Amerika henüz keşfedilmemişken, Ruslar canavarlar gibi birbirine saldırırken, Avrupa cehalet sisi altında, zulüm ve vahşetin cehenneminde kavrulurken, ecdadımız hikmet ve adaletin, ilim ve irfanın, şân ve şerefin şâhikasındaydı... İftiharımıza vesile olan böyle fazilet abideleri eğer Avrupa milletlerinin tarihinde olsaydı, emin olunuz ki, onları altın harflerle yazar, yıldızlar kadar levhalar yapar, semalara kadar yükseltirlerdi. Hamiyet-i diniye ve milliye sahibi bir edibimiz Avrupalının bu hissiyatına tercüman olma sadedinde; "... bir İngiliz vatandaşına Shakespeare'i İngiliz edebiyatından silmeye karşılık altın kaynağı Hindistan'ın tekrar geri verilmesini teklif etseler bunun kesinlikle reddedileceğini" ifade ediyor.

Maalesef bizde ise, tarihimizin semâsında celâdetiyle, irfan ve imanıyla parıldayan nice fazilet güneşleri nisyan bulutlarıyla perdelenmiştir. Bu perdeleri kaldırmak, bulutları dağıtmak, bizim için dini ve milli bir vazifedir. Ta ki mazinin ihtişamını, meziyetlerini bütün berraklığıyla gösterelim, yaprak yaprak okutalım, nesl-i cedide onu tarihin sâdık lisanıyla anlatalım... ancak böyle şanlı tarihimizin hakkını yeniden iade etmiş oluruz. Onun hakkını vermeden, onun zevkini tam yaşamadan yalnız bu günün zevk ve neşesini hissedip duymak milletimizi ebed-müddet yaşatamaz.

Allah (C.C.) korusun, şu devlet; milleti millet yapan değerlerden koparsa, mevcudiyet ve bekâsını, vahdet ve istikrarını muhafaza edemez. Tarih şahittir ki, ecdadımız ne zaman dinine, diline, örf ve âdetlerine temessük etmişse terakki etmiştir. Kendi ruh ve kabiliyetine münasip olmayan kültür, örf ve adetler bu milletin bünyesini tamirden ziyade tahrip eder, tezelzüle uğratır.

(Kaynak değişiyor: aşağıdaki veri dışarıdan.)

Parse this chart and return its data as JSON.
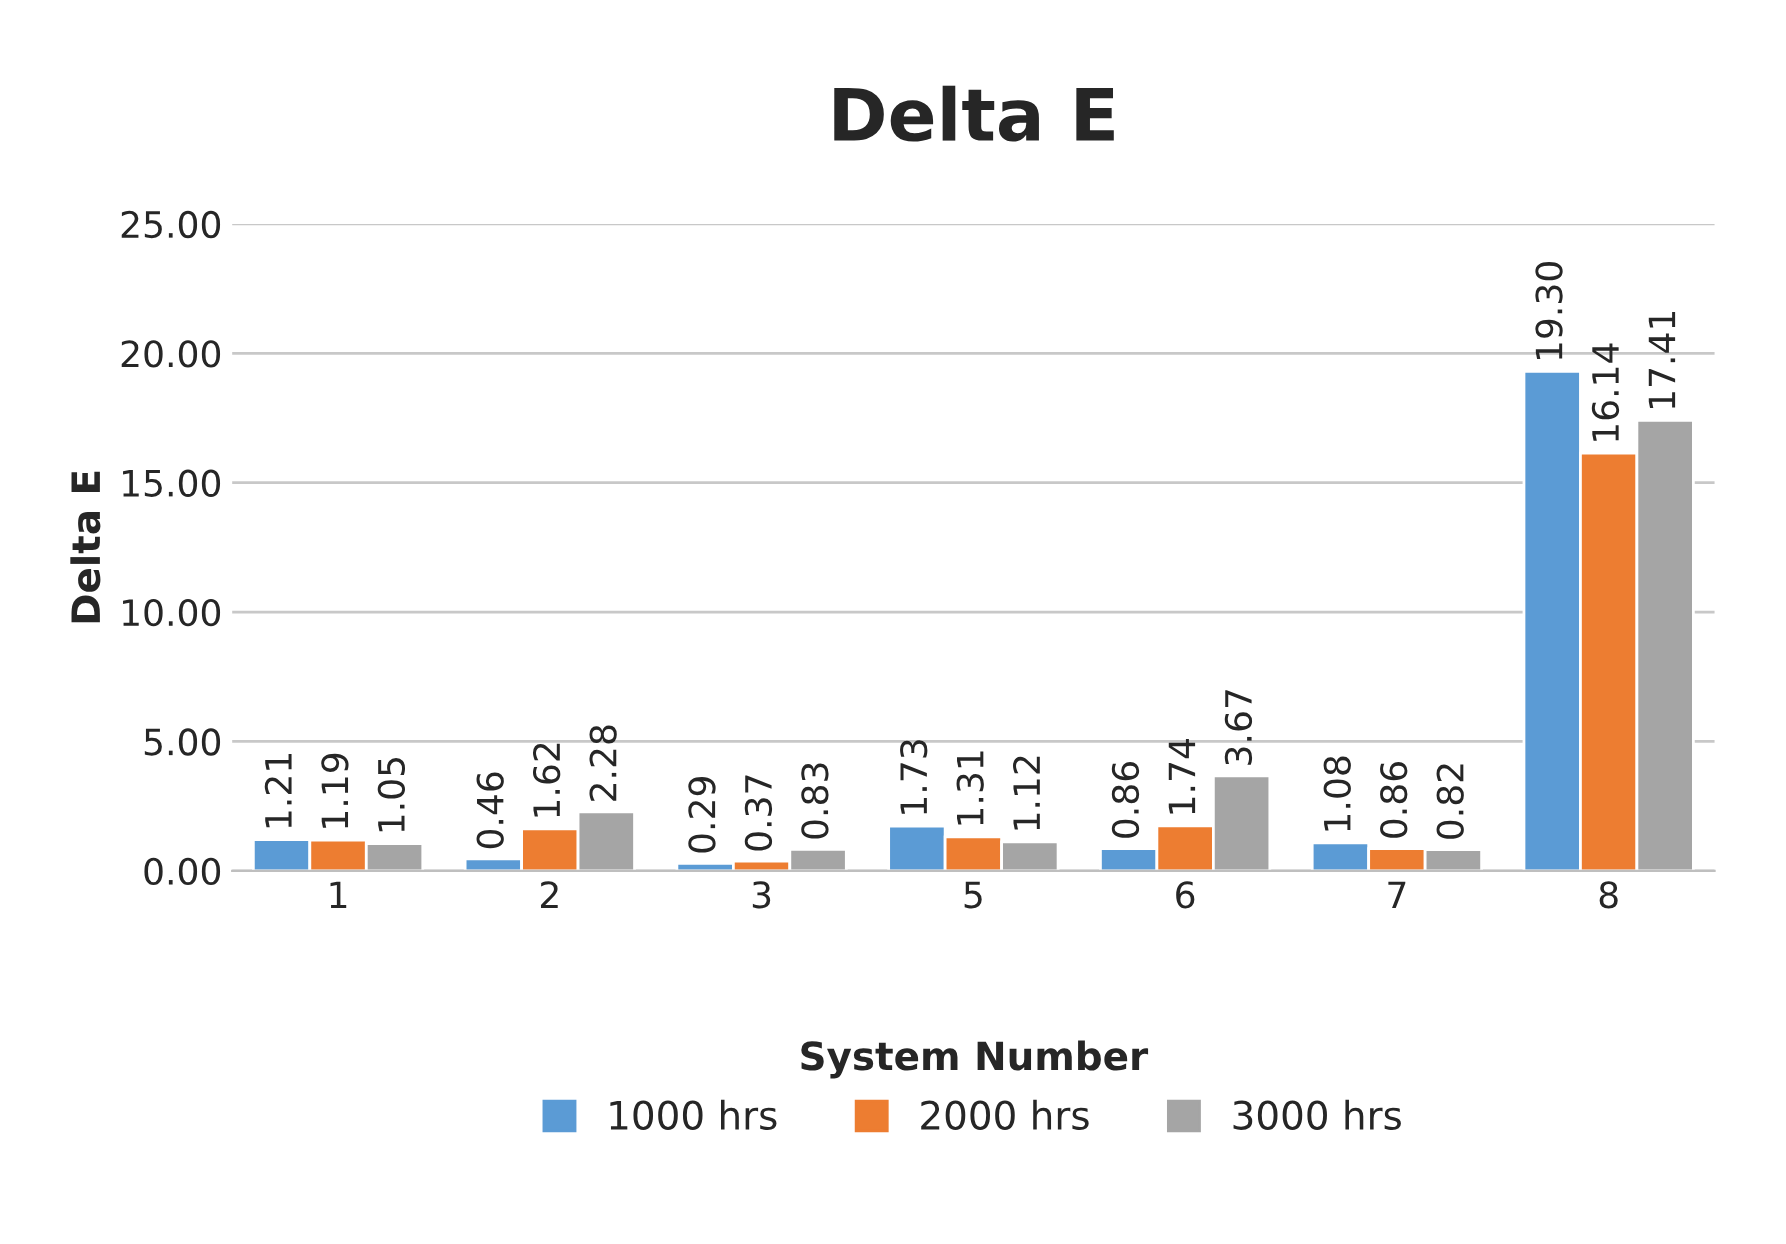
{
  "chart_data": {
    "type": "bar",
    "title": "Delta E",
    "xlabel": "System Number",
    "ylabel": "Delta E",
    "categories": [
      "1",
      "2",
      "3",
      "5",
      "6",
      "7",
      "8"
    ],
    "series": [
      {
        "name": "1000 hrs",
        "color": "#5b9bd5",
        "values": [
          1.21,
          0.46,
          0.29,
          1.73,
          0.86,
          1.08,
          19.3
        ],
        "value_labels": [
          "1.21",
          "0.46",
          "0.29",
          "1.73",
          "0.86",
          "1.08",
          "19.30"
        ]
      },
      {
        "name": "2000 hrs",
        "color": "#ed7d31",
        "values": [
          1.19,
          1.62,
          0.37,
          1.31,
          1.74,
          0.86,
          16.14
        ],
        "value_labels": [
          "1.19",
          "1.62",
          "0.37",
          "1.31",
          "1.74",
          "0.86",
          "16.14"
        ]
      },
      {
        "name": "3000 hrs",
        "color": "#a5a5a5",
        "values": [
          1.05,
          2.28,
          0.83,
          1.12,
          3.67,
          0.82,
          17.41
        ],
        "value_labels": [
          "1.05",
          "2.28",
          "0.83",
          "1.12",
          "3.67",
          "0.82",
          "17.41"
        ]
      }
    ],
    "ylim": [
      0,
      25
    ],
    "yticks": [
      {
        "value": 0,
        "label": "0.00"
      },
      {
        "value": 5,
        "label": "5.00"
      },
      {
        "value": 10,
        "label": "10.00"
      },
      {
        "value": 15,
        "label": "15.00"
      },
      {
        "value": 20,
        "label": "20.00"
      },
      {
        "value": 25,
        "label": "25.00"
      }
    ],
    "grid": "y",
    "legend": "bottom"
  }
}
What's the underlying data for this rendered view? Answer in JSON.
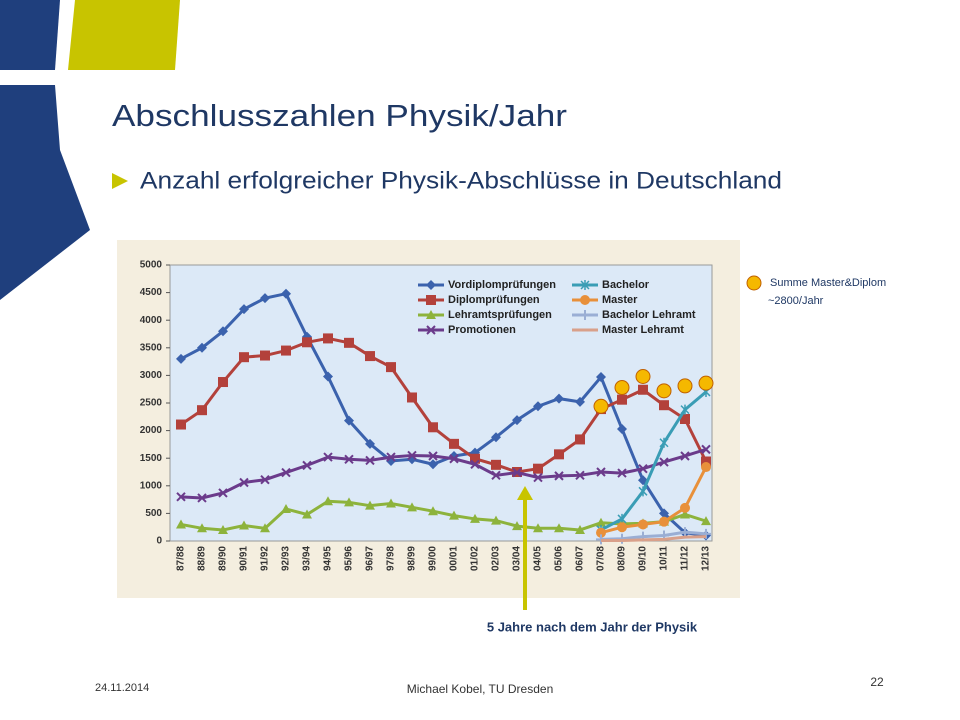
{
  "title": "Abschlusszahlen Physik/Jahr",
  "subtitle": "Anzahl erfolgreicher Physik-Abschlüsse in Deutschland",
  "footer": {
    "date": "24.11.2014",
    "author": "Michael Kobel, TU Dresden",
    "page": "22"
  },
  "chart_data": {
    "type": "line",
    "categories": [
      "87/88",
      "88/89",
      "89/90",
      "90/91",
      "91/92",
      "92/93",
      "93/94",
      "94/95",
      "95/96",
      "96/97",
      "97/98",
      "98/99",
      "99/00",
      "00/01",
      "01/02",
      "02/03",
      "03/04",
      "04/05",
      "05/06",
      "06/07",
      "07/08",
      "08/09",
      "09/10",
      "10/11",
      "11/12",
      "12/13"
    ],
    "ylim": [
      0,
      5000
    ],
    "yticks": [
      0,
      500,
      1000,
      1500,
      2000,
      2500,
      3000,
      3500,
      4000,
      4500,
      5000
    ],
    "series": [
      {
        "name": "Vordiplomprüfungen",
        "color": "#3b62ad",
        "marker": "diamond",
        "values": [
          3300,
          3500,
          3800,
          4200,
          4400,
          4480,
          3700,
          2980,
          2180,
          1760,
          1450,
          1480,
          1390,
          1540,
          1600,
          1880,
          2190,
          2440,
          2580,
          2520,
          2970,
          2030,
          1100,
          500,
          150,
          100
        ]
      },
      {
        "name": "Diplomprüfungen",
        "color": "#b3413b",
        "marker": "square",
        "values": [
          2110,
          2370,
          2880,
          3330,
          3360,
          3450,
          3600,
          3670,
          3590,
          3350,
          3150,
          2600,
          2060,
          1760,
          1490,
          1380,
          1250,
          1310,
          1570,
          1840,
          2390,
          2560,
          2740,
          2460,
          2210,
          1440
        ]
      },
      {
        "name": "Lehramtsprüfungen",
        "color": "#8db33c",
        "marker": "triangle",
        "values": [
          300,
          230,
          200,
          280,
          230,
          580,
          480,
          720,
          700,
          640,
          680,
          610,
          540,
          460,
          400,
          370,
          270,
          230,
          230,
          200,
          330,
          310,
          320,
          350,
          480,
          360
        ]
      },
      {
        "name": "Promotionen",
        "color": "#6b3b8b",
        "marker": "x",
        "values": [
          800,
          780,
          870,
          1060,
          1110,
          1240,
          1370,
          1520,
          1480,
          1460,
          1520,
          1550,
          1540,
          1490,
          1390,
          1190,
          1240,
          1150,
          1180,
          1190,
          1250,
          1230,
          1310,
          1430,
          1540,
          1660
        ]
      },
      {
        "name": "Bachelor",
        "color": "#3a9db5",
        "marker": "star",
        "values": [
          null,
          null,
          null,
          null,
          null,
          null,
          null,
          null,
          null,
          null,
          null,
          null,
          null,
          null,
          null,
          null,
          null,
          null,
          null,
          null,
          200,
          400,
          900,
          1780,
          2380,
          2700
        ]
      },
      {
        "name": "Master",
        "color": "#e8903a",
        "marker": "circle",
        "values": [
          null,
          null,
          null,
          null,
          null,
          null,
          null,
          null,
          null,
          null,
          null,
          null,
          null,
          null,
          null,
          null,
          null,
          null,
          null,
          null,
          150,
          250,
          300,
          350,
          600,
          1340
        ]
      },
      {
        "name": "Bachelor Lehramt",
        "color": "#9aaed4",
        "marker": "plus",
        "values": [
          null,
          null,
          null,
          null,
          null,
          null,
          null,
          null,
          null,
          null,
          null,
          null,
          null,
          null,
          null,
          null,
          null,
          null,
          null,
          null,
          30,
          40,
          80,
          100,
          160,
          130
        ]
      },
      {
        "name": "Master Lehramt",
        "color": "#d9a08a",
        "marker": "none",
        "values": [
          null,
          null,
          null,
          null,
          null,
          null,
          null,
          null,
          null,
          null,
          null,
          null,
          null,
          null,
          null,
          null,
          null,
          null,
          null,
          null,
          10,
          10,
          20,
          30,
          70,
          80
        ]
      }
    ],
    "sum_markers": {
      "label": [
        "Summe Master&Diplom",
        "~2800/Jahr"
      ],
      "color": "#f5b800",
      "values": [
        null,
        null,
        null,
        null,
        null,
        null,
        null,
        null,
        null,
        null,
        null,
        null,
        null,
        null,
        null,
        null,
        null,
        null,
        null,
        null,
        2440,
        2780,
        2980,
        2720,
        2810,
        2860
      ]
    },
    "annotation": {
      "text": "5 Jahre nach dem Jahr der Physik",
      "category_index": 16
    }
  }
}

Milletimiz için diğer bir tehlike, tarihiyle arasında ruhî ve hissî bir uçurumun bulunmasıdır. İstikbâl ancak bu uçurumun süratle doldurulup hatt-ı muvâsalanın temin edilmesiyle garantiye alınabilir. Bu uçurumun dolması için, hayatını, dinine ve milletine vakfedecek, bütün kıymetli mefhumların kaynağı olan tahkiki imana sahip, iradeli, iffetli, âli seciyeli, mazi ile hâlin muhasebesini yapacak, dirayetli, münevver bir neslin yetiştirilmesi lâzımdır. Tâ ki kaybettiğimiz cevheri, ilmin, irfanın ışığında arayıp bulalım. En sağlam, en emin ve en metin yol bu olsa gerektir.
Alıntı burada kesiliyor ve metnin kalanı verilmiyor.